We were all so shocked too, as we were told to prepare for hardships and possible months without shopping and we bought Port Said quite out of woollens and such sensible things. We signed in Salonica for a grant of £20 each; but they could not get it cashed or something; so we did not get it, but will in Alexandria. Also our equipment will I expect be replaced; so pleased don't waste any sympathy on my destitute condition, will you. As I have said before, that matters least.
There was an inquiry on the H.M.S. "Talbot"; another Sister and I had to go. It was very trying; but when over the Commander insisted on us staying for lunch. The Commander of the battleship H.M.S. "Albion" was also present. Never have I met two such charming English gentlemen. They were so good and kind, and made us laugh, and petted and flattered us as though we were queens instead of two very draggled-looking nurses in shrunken dresses and no hats, and black eyes.
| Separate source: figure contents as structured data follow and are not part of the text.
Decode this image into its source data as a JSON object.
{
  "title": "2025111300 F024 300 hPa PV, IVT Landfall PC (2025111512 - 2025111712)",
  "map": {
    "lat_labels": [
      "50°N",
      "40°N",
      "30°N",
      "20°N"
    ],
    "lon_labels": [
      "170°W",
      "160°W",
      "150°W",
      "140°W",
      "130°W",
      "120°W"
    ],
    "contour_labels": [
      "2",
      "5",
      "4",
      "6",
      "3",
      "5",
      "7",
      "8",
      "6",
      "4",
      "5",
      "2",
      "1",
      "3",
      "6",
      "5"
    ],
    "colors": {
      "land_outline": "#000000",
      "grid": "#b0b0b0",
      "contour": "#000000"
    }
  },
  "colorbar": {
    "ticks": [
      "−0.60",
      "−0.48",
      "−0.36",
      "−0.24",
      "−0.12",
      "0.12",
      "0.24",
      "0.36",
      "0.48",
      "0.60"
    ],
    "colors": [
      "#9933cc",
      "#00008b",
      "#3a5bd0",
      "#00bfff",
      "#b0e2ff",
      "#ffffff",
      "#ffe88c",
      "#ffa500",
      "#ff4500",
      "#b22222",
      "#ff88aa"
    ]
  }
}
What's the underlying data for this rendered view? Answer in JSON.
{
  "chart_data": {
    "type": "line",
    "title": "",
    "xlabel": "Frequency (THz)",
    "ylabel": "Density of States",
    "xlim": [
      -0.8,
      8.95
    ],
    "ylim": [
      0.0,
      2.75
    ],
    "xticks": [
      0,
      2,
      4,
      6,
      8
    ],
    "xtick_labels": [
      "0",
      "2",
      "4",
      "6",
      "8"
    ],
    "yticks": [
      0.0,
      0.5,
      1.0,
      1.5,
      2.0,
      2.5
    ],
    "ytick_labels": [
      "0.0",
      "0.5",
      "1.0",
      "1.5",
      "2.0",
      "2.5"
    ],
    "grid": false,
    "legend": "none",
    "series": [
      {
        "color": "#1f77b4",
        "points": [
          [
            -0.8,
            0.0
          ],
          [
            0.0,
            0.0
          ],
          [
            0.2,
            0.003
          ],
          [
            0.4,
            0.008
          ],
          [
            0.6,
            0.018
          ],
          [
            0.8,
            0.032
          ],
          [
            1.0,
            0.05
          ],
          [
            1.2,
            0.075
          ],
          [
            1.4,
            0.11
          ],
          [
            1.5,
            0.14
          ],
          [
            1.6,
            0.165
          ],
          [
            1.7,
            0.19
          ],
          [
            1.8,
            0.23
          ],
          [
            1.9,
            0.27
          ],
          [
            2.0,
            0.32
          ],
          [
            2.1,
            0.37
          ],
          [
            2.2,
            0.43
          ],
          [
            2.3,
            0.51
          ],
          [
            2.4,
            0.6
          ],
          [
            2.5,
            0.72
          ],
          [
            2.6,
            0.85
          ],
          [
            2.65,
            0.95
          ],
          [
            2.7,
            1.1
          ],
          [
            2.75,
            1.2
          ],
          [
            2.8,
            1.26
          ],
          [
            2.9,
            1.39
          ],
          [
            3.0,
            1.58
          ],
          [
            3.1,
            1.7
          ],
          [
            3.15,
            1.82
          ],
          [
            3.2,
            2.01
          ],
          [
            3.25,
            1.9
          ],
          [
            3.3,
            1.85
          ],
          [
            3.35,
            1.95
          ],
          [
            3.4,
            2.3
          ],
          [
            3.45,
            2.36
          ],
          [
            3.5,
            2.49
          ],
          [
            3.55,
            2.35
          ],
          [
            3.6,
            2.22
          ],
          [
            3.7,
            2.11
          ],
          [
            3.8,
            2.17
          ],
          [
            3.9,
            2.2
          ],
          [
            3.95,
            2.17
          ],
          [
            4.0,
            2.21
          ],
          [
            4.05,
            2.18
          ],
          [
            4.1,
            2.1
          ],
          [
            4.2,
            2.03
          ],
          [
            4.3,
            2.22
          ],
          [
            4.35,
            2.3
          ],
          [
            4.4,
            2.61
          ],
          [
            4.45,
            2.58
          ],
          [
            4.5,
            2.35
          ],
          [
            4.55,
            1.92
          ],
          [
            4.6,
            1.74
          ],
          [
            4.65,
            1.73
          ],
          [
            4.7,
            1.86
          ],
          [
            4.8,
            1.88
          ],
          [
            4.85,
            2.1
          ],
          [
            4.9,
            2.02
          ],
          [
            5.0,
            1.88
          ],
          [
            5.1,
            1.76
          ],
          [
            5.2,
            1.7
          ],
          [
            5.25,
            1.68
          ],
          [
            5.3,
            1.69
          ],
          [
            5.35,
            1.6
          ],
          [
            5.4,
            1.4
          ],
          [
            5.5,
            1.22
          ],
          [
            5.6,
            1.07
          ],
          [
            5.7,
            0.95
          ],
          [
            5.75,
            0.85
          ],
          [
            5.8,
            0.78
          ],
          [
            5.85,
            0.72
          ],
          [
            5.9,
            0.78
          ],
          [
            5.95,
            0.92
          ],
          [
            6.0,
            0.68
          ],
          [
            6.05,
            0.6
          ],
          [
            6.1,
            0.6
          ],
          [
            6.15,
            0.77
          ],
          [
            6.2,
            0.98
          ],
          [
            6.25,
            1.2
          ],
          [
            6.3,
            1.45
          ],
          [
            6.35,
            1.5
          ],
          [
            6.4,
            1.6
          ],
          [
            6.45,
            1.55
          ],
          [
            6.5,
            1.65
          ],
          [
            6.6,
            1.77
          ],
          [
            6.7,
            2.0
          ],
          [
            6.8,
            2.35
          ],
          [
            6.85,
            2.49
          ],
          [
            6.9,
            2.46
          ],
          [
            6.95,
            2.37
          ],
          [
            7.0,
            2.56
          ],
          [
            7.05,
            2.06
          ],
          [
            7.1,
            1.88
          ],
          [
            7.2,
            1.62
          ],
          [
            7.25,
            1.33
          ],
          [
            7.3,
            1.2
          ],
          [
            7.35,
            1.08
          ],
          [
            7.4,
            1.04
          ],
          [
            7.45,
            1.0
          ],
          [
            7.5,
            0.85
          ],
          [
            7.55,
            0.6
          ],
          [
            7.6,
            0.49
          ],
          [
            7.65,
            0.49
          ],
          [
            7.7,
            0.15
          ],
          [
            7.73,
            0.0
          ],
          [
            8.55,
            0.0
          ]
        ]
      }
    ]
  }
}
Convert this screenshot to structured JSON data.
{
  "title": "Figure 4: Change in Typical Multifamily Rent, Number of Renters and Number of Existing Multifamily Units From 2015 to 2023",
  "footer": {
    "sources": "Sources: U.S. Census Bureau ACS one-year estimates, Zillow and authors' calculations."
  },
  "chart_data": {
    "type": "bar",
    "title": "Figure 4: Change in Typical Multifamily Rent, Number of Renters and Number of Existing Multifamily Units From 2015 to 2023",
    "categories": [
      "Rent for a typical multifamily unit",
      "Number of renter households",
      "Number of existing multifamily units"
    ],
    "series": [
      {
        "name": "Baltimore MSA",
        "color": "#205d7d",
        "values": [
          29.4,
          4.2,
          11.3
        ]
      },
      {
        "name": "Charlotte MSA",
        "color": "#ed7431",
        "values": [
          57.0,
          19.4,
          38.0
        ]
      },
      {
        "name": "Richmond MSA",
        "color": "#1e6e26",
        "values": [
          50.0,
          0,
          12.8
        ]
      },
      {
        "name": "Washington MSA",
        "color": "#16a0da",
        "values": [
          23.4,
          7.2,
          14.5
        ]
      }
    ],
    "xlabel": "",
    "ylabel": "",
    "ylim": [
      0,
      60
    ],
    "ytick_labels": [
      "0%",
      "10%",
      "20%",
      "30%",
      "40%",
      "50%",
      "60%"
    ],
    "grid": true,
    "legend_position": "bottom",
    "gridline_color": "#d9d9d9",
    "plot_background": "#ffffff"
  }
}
And when they couldn't show their sympathy any more, and we were leaving, the Commander called for three cheers for the New Zealand Nurses from his blue-jackets; and I wish you could have heard those three British cheers - it made one thrill.
To-day, Monday, we shall be in Alexandria. Such a sad coming back. We are experienced soldiers quite, aren't we, and should I daresay feel proud. I believe some do; but I'm only a tin soldier. Strange that we should have had All Saints Day services yesterday. It helped to comfort so for those who have gone, and of course it is all right.